Probability Theory: Overview & Formulas |

Probability theory is a part of stochastics in mathematics. It deals with the calculation of probabilities for events in random experiments. It is therefore often difficult to grasp, because random experiments can always end differently than one suspects or than the probability predicts.

The theory of probability probably arose from the desire to be able to influence games of chance. The year 1654 is said to be the year when probability theory began: a French philosopher wrote a letter to his mathematician friend Blaise Pascal in that year, complaining that he was regularly wrong at a game of dice. Then, with the help of the mathematician Pierre de Fermat, Pascal made some calculations that are considered the origin of probability theory.

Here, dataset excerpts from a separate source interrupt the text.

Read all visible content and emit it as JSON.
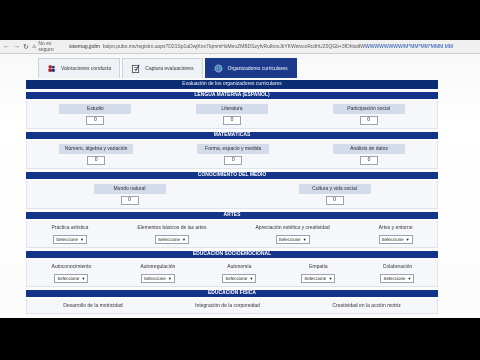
{
  "browser": {
    "insecure_label": "No es seguro",
    "url_prefix": "sisemag.jpdm",
    "url_text": "bsipo.pubo.mx/registro.aspx?D21Sp1aDwjKnx7IqmmHsMeoZMBDSzyfvRuIboxJkYKWeivcoRcdhUZ0QGb+3fDhlsdtW",
    "url_tail": "WWWWWWWW/M*MM*MM*MMM.MM"
  },
  "tabs": [
    {
      "label": "Valoraciones conducta",
      "icon": "users-icon"
    },
    {
      "label": "Captura evaluaciones",
      "icon": "clipboard-icon"
    },
    {
      "label": "Organizadores curriculares",
      "icon": "globe-icon",
      "active": true
    }
  ],
  "page_title": "Evaluación de los organizadores curriculares",
  "sections": {
    "lengua": {
      "title": "LENGUA MATERNA (ESPAÑOL)",
      "fields": [
        {
          "label": "Estudio",
          "value": "0"
        },
        {
          "label": "Literatura",
          "value": "0"
        },
        {
          "label": "Participación social",
          "value": "0"
        }
      ]
    },
    "matematicas": {
      "title": "MATEMÁTICAS",
      "fields": [
        {
          "label": "Número, álgebra y variación",
          "value": "0"
        },
        {
          "label": "Forma, espacio y medida",
          "value": "0"
        },
        {
          "label": "Análisis de datos",
          "value": "0"
        }
      ]
    },
    "medio": {
      "title": "CONOCIMIENTO DEL MEDIO",
      "fields": [
        {
          "label": "Mundo natural",
          "value": "0"
        },
        {
          "label": "Cultura y vida social",
          "value": "0"
        }
      ]
    },
    "artes": {
      "title": "ARTES",
      "fields": [
        {
          "label": "Práctica artística",
          "value": "Seleccione"
        },
        {
          "label": "Elementos básicos de las artes",
          "value": "Seleccione"
        },
        {
          "label": "Apreciación estética y creatividad",
          "value": "Seleccione"
        },
        {
          "label": "Artes y entorno",
          "value": "Seleccione"
        }
      ]
    },
    "socio": {
      "title": "EDUCACIÓN SOCIOEMOCIONAL",
      "fields": [
        {
          "label": "Autoconocimiento",
          "value": "Seleccione"
        },
        {
          "label": "Autorregulación",
          "value": "Seleccione"
        },
        {
          "label": "Autonomía",
          "value": "Seleccione"
        },
        {
          "label": "Empatía",
          "value": "Seleccione"
        },
        {
          "label": "Colaboración",
          "value": "Seleccione"
        }
      ]
    },
    "fisica": {
      "title": "EDUCACIÓN FÍSICA",
      "fields": [
        {
          "label": "Desarrollo de la motricidad"
        },
        {
          "label": "Integración de la corporeidad"
        },
        {
          "label": "Creatividad en la acción motriz"
        }
      ]
    }
  }
}
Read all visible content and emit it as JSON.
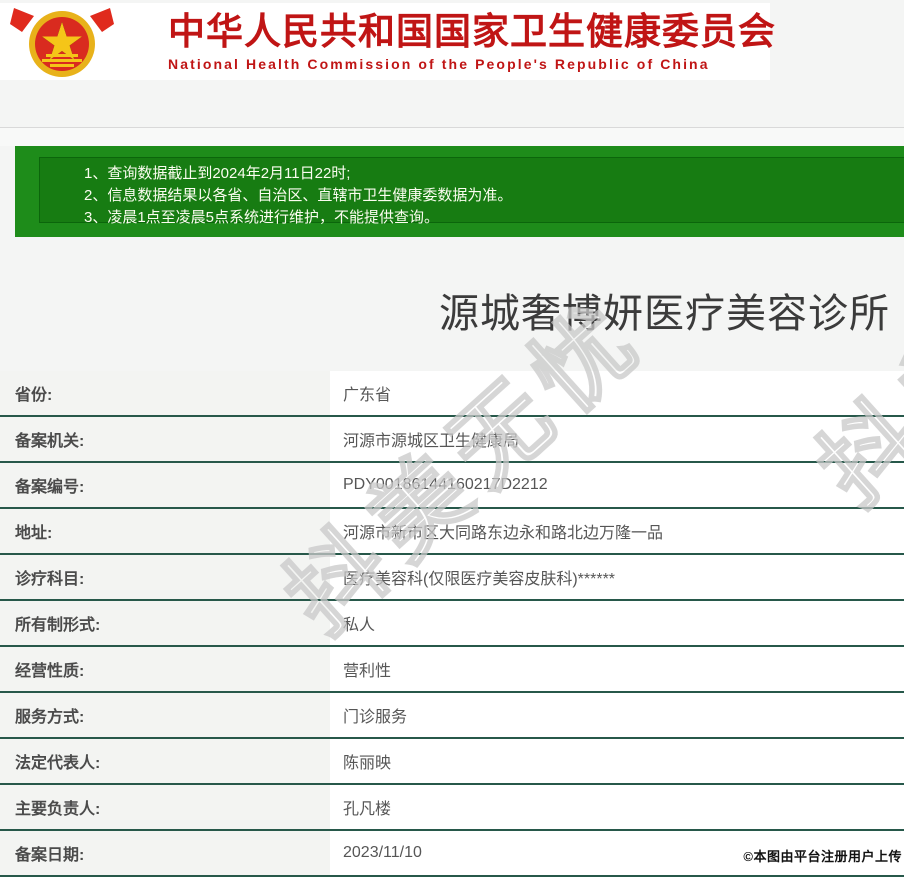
{
  "header": {
    "title_cn": "中华人民共和国国家卫生健康委员会",
    "title_en": "National Health Commission of the People's Republic of China",
    "emblem_icon": "national-emblem-icon"
  },
  "notice": {
    "lines": [
      "1、查询数据截止到2024年2月11日22时;",
      "2、信息数据结果以各省、自治区、直辖市卫生健康委数据为准。",
      "3、凌晨1点至凌晨5点系统进行维护，不能提供查询。"
    ]
  },
  "clinic": {
    "name": "源城奢博妍医疗美容诊所"
  },
  "table": {
    "rows": [
      {
        "label": "省份:",
        "value": "广东省"
      },
      {
        "label": "备案机关:",
        "value": "河源市源城区卫生健康局"
      },
      {
        "label": "备案编号:",
        "value": "PDY00186144160217D2212"
      },
      {
        "label": "地址:",
        "value": "河源市新市区大同路东边永和路北边万隆一品"
      },
      {
        "label": "诊疗科目:",
        "value": "医疗美容科(仅限医疗美容皮肤科)******"
      },
      {
        "label": "所有制形式:",
        "value": "私人"
      },
      {
        "label": "经营性质:",
        "value": "营利性"
      },
      {
        "label": "服务方式:",
        "value": "门诊服务"
      },
      {
        "label": "法定代表人:",
        "value": "陈丽映"
      },
      {
        "label": "主要负责人:",
        "value": "孔凡楼"
      },
      {
        "label": "备案日期:",
        "value": "2023/11/10"
      }
    ]
  },
  "watermark": {
    "text": "抖美无忧"
  },
  "footer": {
    "credit": "©本图由平台注册用户上传"
  },
  "colors": {
    "header_red": "#c01515",
    "notice_green": "#1e8c1a",
    "notice_inner_green": "#177c12",
    "divider_green": "#27584a",
    "page_bg": "#f4f5f4"
  }
}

What will you learn in the Probability Chapter?

Basics of probability theory

In the first section you will learn the basics of probability theory. Here you can find out what the terms random experiment or random test, event, Laplace experiment and probability mean. You will also learn about de Morgan’s laws, the law of large numbers and so-called Venn diagrams. Relative and absolute frequencies are also dealt with. Finally, you will find an article summarizing rules and theorems for calculating with probabilities.

Multi-level random experiments

If you repeat a random experiment several times, you can create a multi-stage random experiment. You can find a detailed explanation of what multi-stage random experiments are in the article multi-stage random experiments – basics. In this section you will also get to know the path rules, which are essential for multi-stage random experiments and make working with tree diagrams a lot easier! You can easily read here what makes the difference between the first and second path rule!

conditional probability

Conditional probability is when, in a random experiment, the occurrence of one event depends on the occurrence of another event. For example, the probability that a randomly chosen person has a shoe size of 35 is significantly higher under the condition that the person is younger than 15 than under the condition that the person is at least 16 years old.

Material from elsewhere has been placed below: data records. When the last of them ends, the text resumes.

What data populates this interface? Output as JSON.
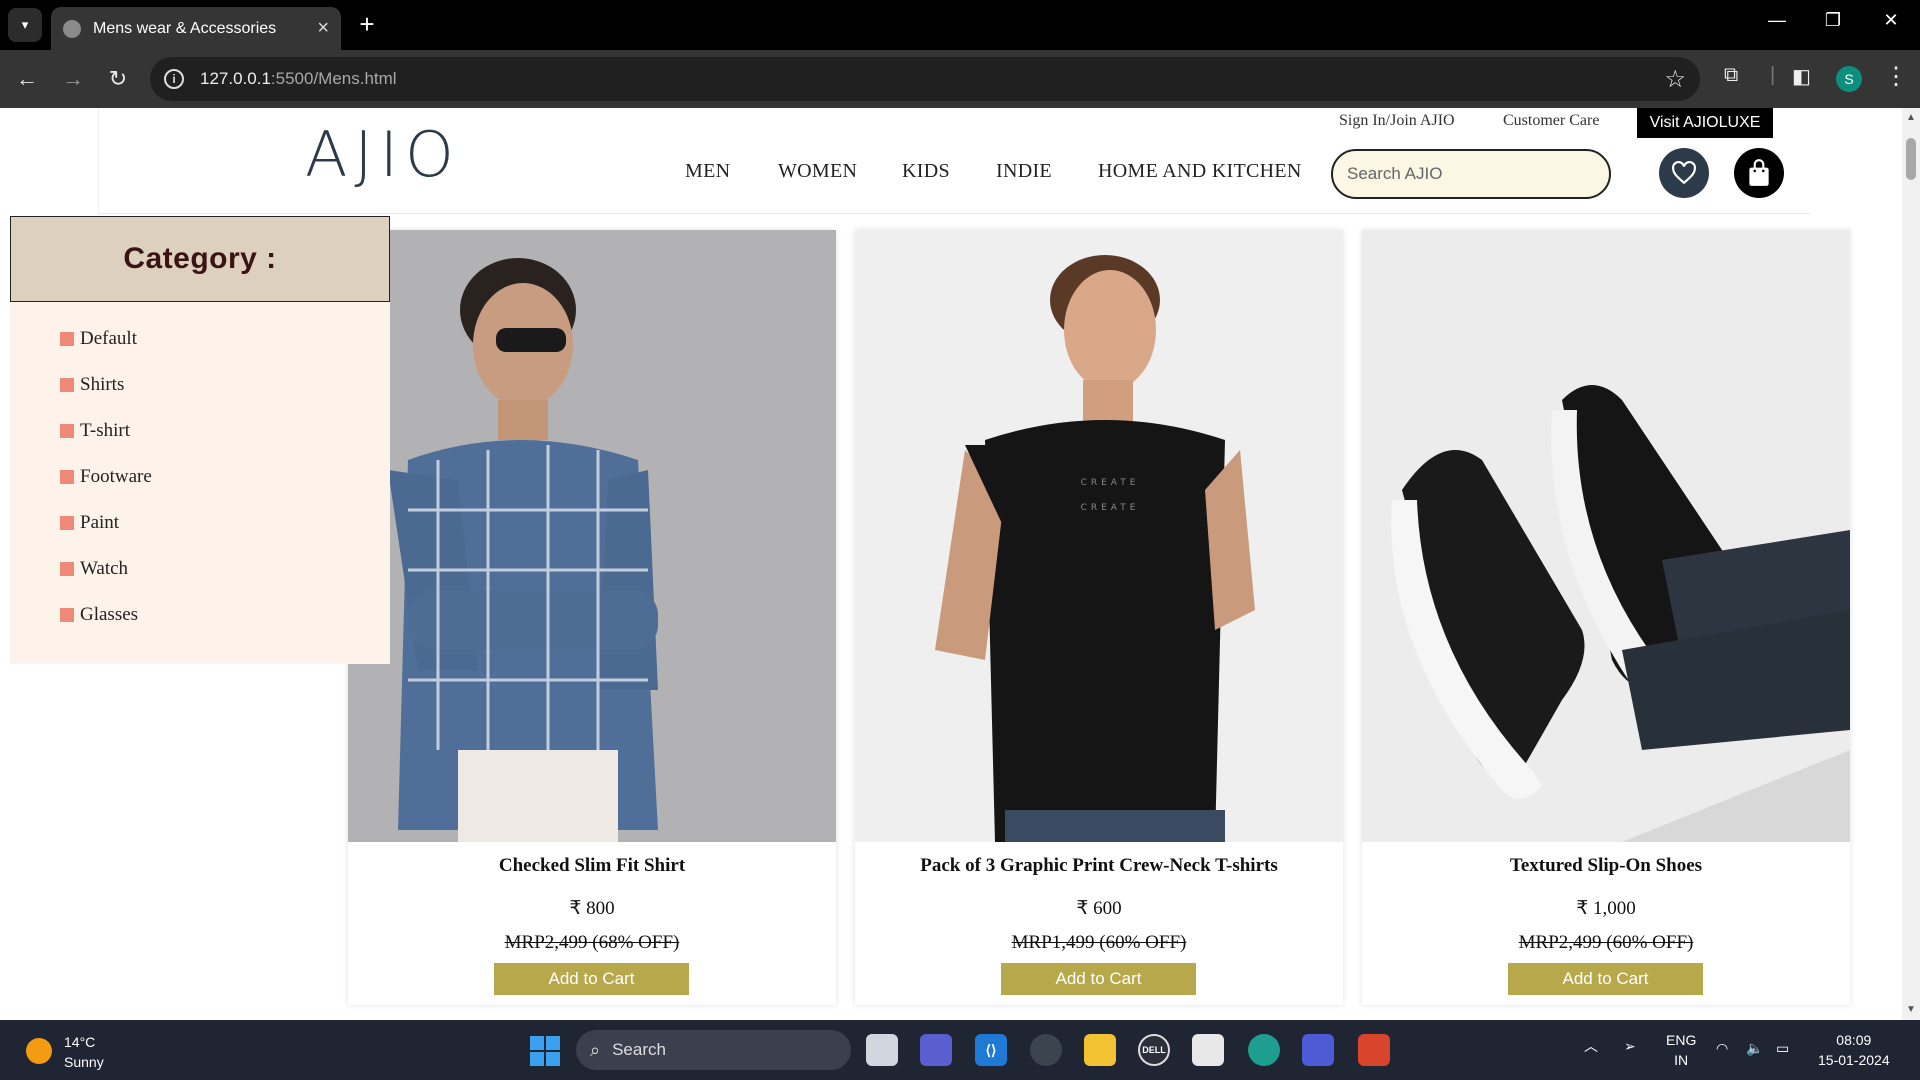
{
  "browser": {
    "tab_title": "Mens wear & Accessories",
    "url_host": "127.0.0.1",
    "url_rest": ":5500/Mens.html"
  },
  "header": {
    "logo": "AJIO",
    "top_links": [
      "Sign In/Join AJIO",
      "Customer Care"
    ],
    "luxe_button": "Visit AJIOLUXE",
    "nav": [
      "MEN",
      "WOMEN",
      "KIDS",
      "INDIE",
      "HOME AND KITCHEN"
    ],
    "search_placeholder": "Search AJIO"
  },
  "sidebar": {
    "heading": "Category :",
    "items": [
      "Default",
      "Shirts",
      "T-shirt",
      "Footware",
      "Paint",
      "Watch",
      "Glasses"
    ]
  },
  "products": [
    {
      "name": "Checked Slim Fit Shirt",
      "price": "₹ 800",
      "mrp": "MRP2,499 (68% OFF)",
      "button": "Add to Cart"
    },
    {
      "name": "Pack of 3 Graphic Print Crew-Neck T-shirts",
      "price": "₹ 600",
      "mrp": "MRP1,499 (60% OFF)",
      "button": "Add to Cart"
    },
    {
      "name": "Textured Slip-On Shoes",
      "price": "₹ 1,000",
      "mrp": "MRP2,499 (60% OFF)",
      "button": "Add to Cart"
    }
  ],
  "taskbar": {
    "weather_temp": "14°C",
    "weather_desc": "Sunny",
    "search_label": "Search",
    "lang1": "ENG",
    "lang2": "IN",
    "time": "08:09",
    "date": "15-01-2024"
  },
  "profile_initial": "S"
}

Since the four-field table and the tree diagram are of great importance for conditional probabilities, these two topics are taken up in this chapter. You can also get to know the multiplication theorem or product theorem, what stochastic independence is and what Bayes’ theorem says. You will also find an article about the theorem of total probability and the theorem of addition.

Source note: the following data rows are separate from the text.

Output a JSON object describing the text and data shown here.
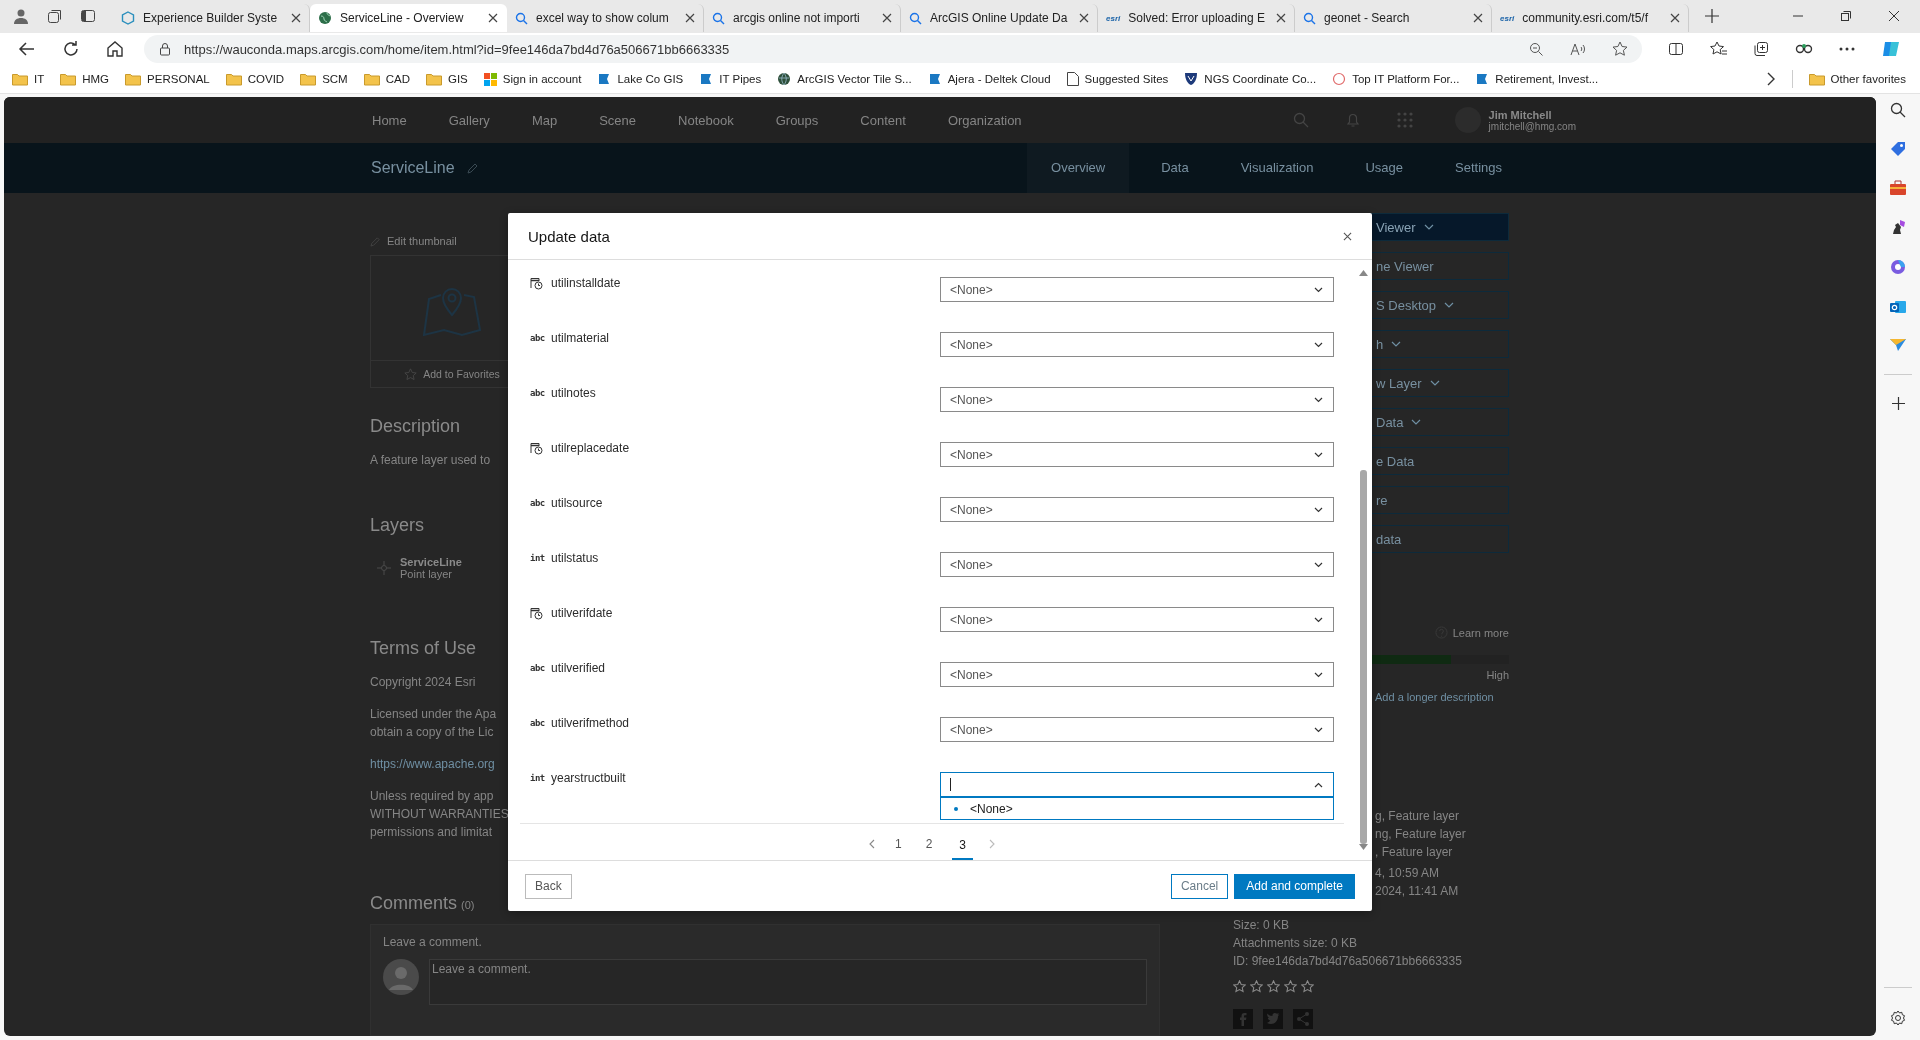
{
  "browser": {
    "tabs": [
      {
        "title": "Experience Builder Syste",
        "kind": "builder",
        "selected": false
      },
      {
        "title": "ServiceLine - Overview",
        "kind": "globe",
        "selected": true
      },
      {
        "title": "excel way to show colum",
        "kind": "search",
        "selected": false
      },
      {
        "title": "arcgis online not importi",
        "kind": "search",
        "selected": false
      },
      {
        "title": "ArcGIS Online Update Da",
        "kind": "search",
        "selected": false
      },
      {
        "title": "Solved: Error uploading E",
        "kind": "text",
        "icon_text": "esri",
        "selected": false
      },
      {
        "title": "geonet - Search",
        "kind": "search",
        "selected": false
      },
      {
        "title": "community.esri.com/t5/f",
        "kind": "text",
        "icon_text": "esri",
        "selected": false
      }
    ],
    "address": "https://wauconda.maps.arcgis.com/home/item.html?id=9fee146da7bd4d76a506671bb6663335",
    "favorites": [
      {
        "label": "IT",
        "kind": "folder"
      },
      {
        "label": "HMG",
        "kind": "folder"
      },
      {
        "label": "PERSONAL",
        "kind": "folder"
      },
      {
        "label": "COVID",
        "kind": "folder"
      },
      {
        "label": "SCM",
        "kind": "folder"
      },
      {
        "label": "CAD",
        "kind": "folder"
      },
      {
        "label": "GIS",
        "kind": "folder"
      },
      {
        "label": "Sign in account",
        "kind": "windows"
      },
      {
        "label": "Lake Co GIS",
        "kind": "site"
      },
      {
        "label": "IT Pipes",
        "kind": "site"
      },
      {
        "label": "ArcGIS Vector Tile S...",
        "kind": "globe"
      },
      {
        "label": "Ajera - Deltek Cloud",
        "kind": "site"
      },
      {
        "label": "Suggested Sites",
        "kind": "page"
      },
      {
        "label": "NGS Coordinate Co...",
        "kind": "shield"
      },
      {
        "label": "Top IT Platform For...",
        "kind": "ring"
      },
      {
        "label": "Retirement, Invest...",
        "kind": "site"
      }
    ],
    "other_favorites": "Other favorites"
  },
  "portal": {
    "nav": [
      "Home",
      "Gallery",
      "Map",
      "Scene",
      "Notebook",
      "Groups",
      "Content",
      "Organization"
    ],
    "user_name": "Jim Mitchell",
    "user_email": "jmitchell@hmg.com"
  },
  "item_bar": {
    "title": "ServiceLine",
    "tabs": [
      {
        "label": "Overview",
        "selected": true
      },
      {
        "label": "Data",
        "selected": false
      },
      {
        "label": "Visualization",
        "selected": false
      },
      {
        "label": "Usage",
        "selected": false
      },
      {
        "label": "Settings",
        "selected": false
      }
    ]
  },
  "left": {
    "edit_thumbnail": "Edit thumbnail",
    "add_favorites": "Add to Favorites",
    "description_heading": "Description",
    "description": "A feature layer used to",
    "layers_heading": "Layers",
    "layer_name": "ServiceLine",
    "layer_type": "Point layer",
    "terms_heading": "Terms of Use",
    "terms": [
      {
        "kind": "text",
        "lines": [
          "Copyright 2024 Esri"
        ]
      },
      {
        "kind": "text",
        "lines": [
          "Licensed under the Apa",
          "obtain a copy of the Lic"
        ]
      },
      {
        "kind": "link",
        "lines": [
          "https://www.apache.org"
        ]
      },
      {
        "kind": "text",
        "lines": [
          "Unless required by app",
          "WITHOUT WARRANTIES",
          "permissions and limitat"
        ]
      }
    ],
    "comments_heading": "Comments",
    "comments_count": "(0)",
    "comment_prompt": "Leave a comment.",
    "comment_placeholder": "Leave a comment."
  },
  "right": {
    "buttons": [
      {
        "label": "Viewer",
        "kind": "primary",
        "caret": true
      },
      {
        "label": "ne Viewer",
        "kind": "outline",
        "caret": false
      },
      {
        "label": "S Desktop",
        "kind": "outline",
        "caret": true
      },
      {
        "label": "h",
        "kind": "outline",
        "caret": true
      },
      {
        "label": "w Layer",
        "kind": "outline",
        "caret": true
      },
      {
        "label": "Data",
        "kind": "outline",
        "caret": true
      },
      {
        "label": "e Data",
        "kind": "outline",
        "caret": false
      },
      {
        "label": "re",
        "kind": "outline",
        "caret": false
      },
      {
        "label": "data",
        "kind": "outline",
        "caret": false
      }
    ],
    "learn_more": "Learn more",
    "score": {
      "level": 0.79,
      "label": "High"
    },
    "add_description": "Add a longer description",
    "details": [
      "g, Feature layer",
      "ng, Feature layer",
      ", Feature layer",
      "4, 10:59 AM",
      "2024, 11:41 AM"
    ],
    "size": "Size: 0 KB",
    "attachments": "Attachments size: 0 KB",
    "id": "ID: 9fee146da7bd4d76a506671bb6663335",
    "stars": 0
  },
  "dialog": {
    "title": "Update data",
    "fields": [
      {
        "name": "utilinstalldate",
        "kind": "date",
        "value": "<None>",
        "open": false
      },
      {
        "name": "utilmaterial",
        "kind": "text",
        "type_label": "abc",
        "value": "<None>",
        "open": false
      },
      {
        "name": "utilnotes",
        "kind": "text",
        "type_label": "abc",
        "value": "<None>",
        "open": false
      },
      {
        "name": "utilreplacedate",
        "kind": "date",
        "value": "<None>",
        "open": false
      },
      {
        "name": "utilsource",
        "kind": "text",
        "type_label": "abc",
        "value": "<None>",
        "open": false
      },
      {
        "name": "utilstatus",
        "kind": "text",
        "type_label": "int",
        "value": "<None>",
        "open": false
      },
      {
        "name": "utilverifdate",
        "kind": "date",
        "value": "<None>",
        "open": false
      },
      {
        "name": "utilverified",
        "kind": "text",
        "type_label": "abc",
        "value": "<None>",
        "open": false
      },
      {
        "name": "utilverifmethod",
        "kind": "text",
        "type_label": "abc",
        "value": "<None>",
        "open": false
      },
      {
        "name": "yearstructbuilt",
        "kind": "text",
        "type_label": "int",
        "open": true,
        "options": [
          {
            "label": "<None>",
            "selected": true
          }
        ]
      }
    ],
    "pages": [
      {
        "label": "1",
        "selected": false
      },
      {
        "label": "2",
        "selected": false
      },
      {
        "label": "3",
        "selected": true
      }
    ],
    "back": "Back",
    "cancel": "Cancel",
    "submit": "Add and complete"
  }
}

Finally, there is an article about the goat problem, which was based on a TV show and has puzzled many mathematicians for years!

simulation

A simulation is a replica of a random experiment. The urn experiment is a popular and commonly used simulation of random experiments. There are different ways of drawing from the urn: with or without replacement and with or without paying attention to the order. You will learn about these options in the Combinatorics section. In the Simulation chapter, we first concentrate on some basics of simulation and then you get to know the so-called Monte Carlo method, in which a random test is simulated using random numbers.

combinatorics

Combinatorics is a branch of mathematics that is not only used in stochastics, but also in set theory and group theory. Important mathematicians who shaped the field of combinatorics were Pascal, Fermat, Leibniz and Bernoulli.